North Carolina Supreme Court
Foreclosure Sale 10% below FMV - No Defense to Deficiency Action
Blue Ridge Sav. Bank, Inc. v. Mitchell, (98A12) December 14, 2012
We discussed this case last year on the issue of whether trial court properly allowed summary judgment for plaintiff lender. The Court of Appeals affirmed the trial court's judgment for plaintiff which in turn has been affirmed per curiam by the Supreme Court.
The admissible evidence in this case suggested that the lender's bid at the foreclosure sale was about 10 percent below fair market value. The Court of Appeals noted that North Carolina appellate courts have not set out particular guidelines as to what "substantially less" than the property's true value means entitling an owner to the deficiency defense set out in N.C.G.S. Section 45-21.36. However, First Citizens Bank & Trust Co. v. Cannon, 138 N.C. App. 153, (2000) affirmed a judgment that a bid that was twenty percent less than the appraised value of the property was "substantially less" than the property's true value and that the debtors in that case were entitled to the defense.
The Court of Appeals stated that although "the twenty percent mark is not a bright line rule or cut-off by any interpretation, defendants offer no authority (including any reference to Cannon) supporting their assertion that the bid was substantially less than the true value or fair market value of the property; indeed, the argument is based merely on the fact that both the appraised value and the subsequent sale price were more than the bid." As the statutory requirement is that the "bid be "substantially less" than true value, not just "less" than true value, and because defendants have offered no authority or cogent argument supporting their claim that plaintiff's bid was substantially less than the property's true value, we affirm the order of the trial court."

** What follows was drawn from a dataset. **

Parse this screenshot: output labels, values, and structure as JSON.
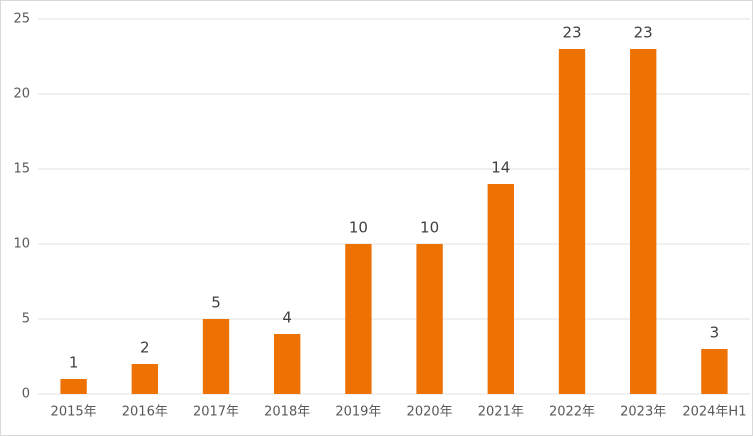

Is Subsequent Purchaser an 'Owner Under 44A? – Still Undecided
John Conner Constr., Inc. v. Grandfather Holding Co., LLC, (460A12) July 3, 2013
This case deals with the issue of whether a person who had no legal or equitable interest in real property when a construction contract was commenced, but subsequently acquired the property, can be an 'owner' for purposes of N.C.G.S. Section 44A-8. The Court of Appeals said 'no' in affirming the trial court. On discretionary review by the North Carolina Supreme Court, the Court split 3-3 with one abstention rendering the Court of Appeals decision affirmed "without precedential value".
Adverse Possession – Jury Instructions
Minor v. Minor, (25A13) June 13, 2013
This was a summary ejectment action in the defendant's counterclaim she alleged title based upon based on adverse possession. The jury found for ht Plaintiff and the defendant appeal arguing that the trial court committed reversible error when it declined to instruct jurors that they could find that defendant possessed part, but not all, of the property at issue. A divided panel of the Court of Appeals affirmed the trial court as did the Supreme Court which concluded that the trial court's instructions were consistent with the defendant's pleading and with the evidence she provided that she adversely possessed the entire tract. The Supreme Court admitted that one could claim less than the whole of a tract under adverse possession "if defendant's counterclaim had specifically identified the portion of the ... tract that she was claiming, and if she had presented evidence at trial to support all the elements of the claim, the trial court would have been obligated to give a jury instruction permitting the jury to find defendant adversely possessed that portion."